We are going to maintain this blog for the summer field season. I hope the blog will serve several purposes. First, we can keep track of the things we do so that we can remember what we did. I'd like to remember all the projects that we work on during the summer, but usually there are so many things going on I can't keep track. In my experience, on any given day in the field, I can't remember whether we did phenology observations the day before or two days before. This is something we need to keep track of because our protocol is to do phenology observation every other day. I hope this blog will help. Second, we can maintain open communication about data-taking protocols. When many people are taking data, e.g. measuring leaves on a plant, it is important that everyone measures in the same way. How much do you straighten a leaf? Do you start measuring at the ground or the base of the leaf? Do you hold the ruler straight up or the direction the leaf leans, etc. If we write down our protocols in a medium that allows easy editing and discussion, then it might help us all measure the same way. Third, we'd like friends and family to know what we are doing. So this web blog will enable folks to know what we are doing. I hope we can figure out how to share images easily.

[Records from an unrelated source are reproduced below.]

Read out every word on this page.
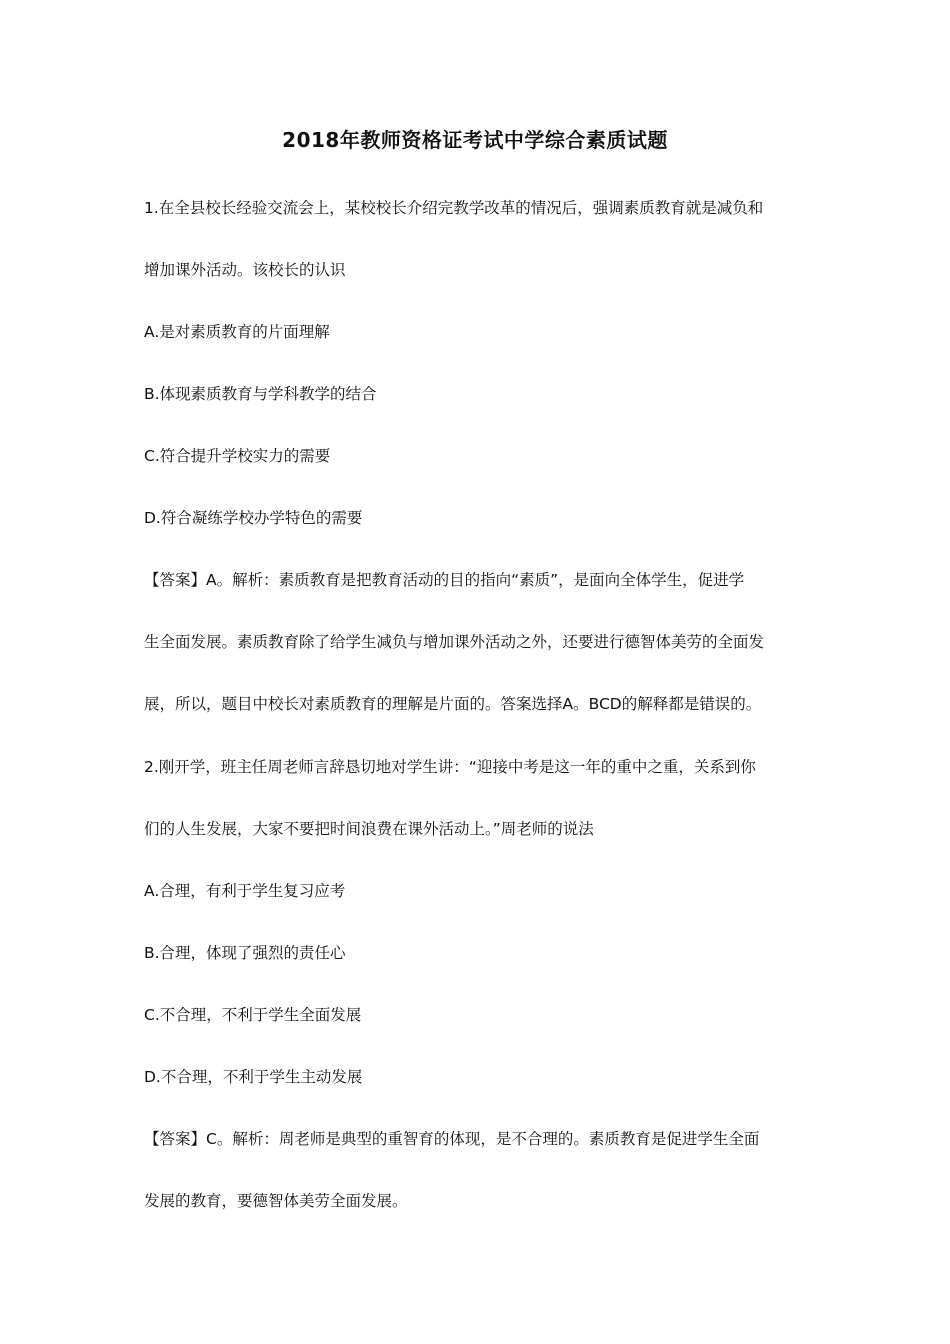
2018年教师资格证考试中学综合素质试题
1.在全县校长经验交流会上，某校校长介绍完教学改革的情况后，强调素质教育就是减负和
增加课外活动。该校长的认识
A.是对素质教育的片面理解
B.体现素质教育与学科教学的结合
C.符合提升学校实力的需要
D.符合凝练学校办学特色的需要
【答案】A。解析：素质教育是把教育活动的目的指向“素质”，是面向全体学生，促进学
生全面发展。素质教育除了给学生减负与增加课外活动之外，还要进行德智体美劳的全面发
展，所以，题目中校长对素质教育的理解是片面的。答案选择A。BCD的解释都是错误的。
2.刚开学，班主任周老师言辞恳切地对学生讲：“迎接中考是这一年的重中之重，关系到你
们的人生发展，大家不要把时间浪费在课外活动上。”周老师的说法
A.合理，有利于学生复习应考
B.合理，体现了强烈的责任心
C.不合理，不利于学生全面发展
D.不合理，不利于学生主动发展
【答案】C。解析：周老师是典型的重智育的体现，是不合理的。素质教育是促进学生全面
发展的教育，要德智体美劳全面发展。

Who is "we?" If all goes well, everyone working on the Echinacea project will be able to contribute to the Echinacea Field Log web log. (Should we call this a flog?) Folks are coming from many places to work on the project this summer. Students are coming from Western Washington University, Carleton College, Dennison University, University of Illinois at Chicago, and the U of MN. Andy is a professor at Dennison U and is driving to Chicago tomorrow to pick me up. I'm at the Chicago Botanic Garden in Glencoe, Illinois. There'll time for more intros later. I need to pack up equipment & supplies.